Home Regard de lecteur sur l’avenir – Fabienne Goux-Baudiment : « Si vous voulez favoriser le talent, il faut cultiver sa différence »

GEAB juillet 2023

Le bulletin mensuel du Laboratoire européen d'Anticipation Politique (LEAP) - 15 Juil 2023

Regard de lecteur sur l’avenir – Fabienne Goux-Baudiment : « Si vous voulez favoriser le talent, il faut cultiver sa différence »

Fabienne Goux-Baudiment est diplômée de sciences politiques et docteur en sciences sociales ; directrice générale du centre d’étude, de recherche et de conseil en prospective, la SAS proGective ; sa principale activité est d’accompagner les décideurs, publics et privés, dans leurs réflexions ou démarches prospectives, en France et à l’étranger. Pour illustrer la thématique de la présente édition spéciale du mois de juillet, nous avons recueilli son point-de-vue pour son expérience sur les enjeux de ressources humaines

Nous sommes dans une très grande transition où les fondements mêmes de notre système sont en train de se déliter. Pas seulement le travail, mais aussi les individus, les sociétés, les manières d’être au monde, les relations entre les individus, etc. Nous sommes à peu près vers le milieu de cette grande transition, à savoir : une phase de chevauchement entre le monde qui naît (émergences) et celui qui disparaît tout en cherchant à résister. C’est cette tension qui créé les bouleversements actuels (crises).

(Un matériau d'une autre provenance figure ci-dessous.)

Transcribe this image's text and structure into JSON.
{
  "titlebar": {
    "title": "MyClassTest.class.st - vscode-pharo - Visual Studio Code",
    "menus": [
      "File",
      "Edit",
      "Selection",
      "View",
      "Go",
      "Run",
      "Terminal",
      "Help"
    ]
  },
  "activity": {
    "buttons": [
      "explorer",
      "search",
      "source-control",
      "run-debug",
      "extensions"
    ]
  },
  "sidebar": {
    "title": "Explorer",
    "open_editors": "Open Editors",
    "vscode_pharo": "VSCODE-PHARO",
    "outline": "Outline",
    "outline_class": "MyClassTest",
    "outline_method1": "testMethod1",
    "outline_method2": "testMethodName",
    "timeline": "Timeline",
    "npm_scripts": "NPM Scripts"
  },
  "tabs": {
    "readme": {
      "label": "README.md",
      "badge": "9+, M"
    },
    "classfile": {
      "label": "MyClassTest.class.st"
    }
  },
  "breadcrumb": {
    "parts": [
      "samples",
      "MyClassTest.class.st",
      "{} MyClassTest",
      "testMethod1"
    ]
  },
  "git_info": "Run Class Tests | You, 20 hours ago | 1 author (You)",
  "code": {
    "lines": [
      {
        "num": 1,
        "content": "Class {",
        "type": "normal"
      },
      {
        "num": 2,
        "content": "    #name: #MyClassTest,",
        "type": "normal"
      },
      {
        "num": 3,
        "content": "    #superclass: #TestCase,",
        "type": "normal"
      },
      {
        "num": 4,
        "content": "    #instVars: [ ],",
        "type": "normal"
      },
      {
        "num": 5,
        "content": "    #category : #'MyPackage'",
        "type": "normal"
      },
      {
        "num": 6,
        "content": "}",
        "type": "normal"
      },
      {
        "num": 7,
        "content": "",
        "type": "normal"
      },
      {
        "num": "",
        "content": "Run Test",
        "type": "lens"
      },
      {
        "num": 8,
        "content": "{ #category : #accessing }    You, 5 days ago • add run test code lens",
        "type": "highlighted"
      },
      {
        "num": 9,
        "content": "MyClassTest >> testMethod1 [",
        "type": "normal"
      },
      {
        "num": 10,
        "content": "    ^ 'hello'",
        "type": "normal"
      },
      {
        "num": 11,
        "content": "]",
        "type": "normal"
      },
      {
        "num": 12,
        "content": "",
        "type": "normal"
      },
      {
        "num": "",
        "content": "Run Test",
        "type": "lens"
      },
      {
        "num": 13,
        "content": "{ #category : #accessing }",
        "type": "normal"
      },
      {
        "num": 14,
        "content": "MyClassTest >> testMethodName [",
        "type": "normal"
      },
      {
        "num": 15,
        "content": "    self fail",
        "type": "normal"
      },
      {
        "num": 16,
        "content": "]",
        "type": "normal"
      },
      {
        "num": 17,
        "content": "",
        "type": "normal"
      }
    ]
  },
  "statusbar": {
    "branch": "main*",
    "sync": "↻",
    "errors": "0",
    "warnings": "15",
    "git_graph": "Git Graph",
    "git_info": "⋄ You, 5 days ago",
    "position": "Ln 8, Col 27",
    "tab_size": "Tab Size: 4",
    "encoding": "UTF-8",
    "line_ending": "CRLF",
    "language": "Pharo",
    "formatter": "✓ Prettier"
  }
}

Les talents du XXIe siècle

Jusqu’à présent, étaient considérés comme talentueux ceux qui étaient capables de maîtriser des connaissances à un niveau supérieur aux autres, ceux qui ont permis les grands progrès de la civilisation actuelle. Ainsi, par exemple, tout le monde ou presque doit avoir un niveau licence (+3) : on ne commence à se distinguer qu’avec un master (+5). Cela caractérise un système de reproduction des élites dans lequel on peut capitaliser sur les savoirs.

Aujourd’hui, cependant, se distinguent des gens qui ne sont pas forcément brillants scolairement mais qui savent naviguer dans l’incertitude, qui sont capables de comprendre la complexité du monde, la multiculturalité. Cette fois, cette compréhension ne vient pas d’une connaissance acquise, mais d’une connaissance innée, une aptitude. Je distingue la capacité à acquérir des compétences qui ont été définies progressivement au fil des générations, des aptitudes naturelles. Ces dernières étaient jusqu’à présent valorisées uniquement à travers le sport et, éventuellement, les arts. En général, si vous courez plus vite que les autres, ce n’est pas seulement parce que vous vous êtes plus entraîné, c’est aussi parce que vous avez une constitution physique qui vous permet d’atteindre un tel niveau.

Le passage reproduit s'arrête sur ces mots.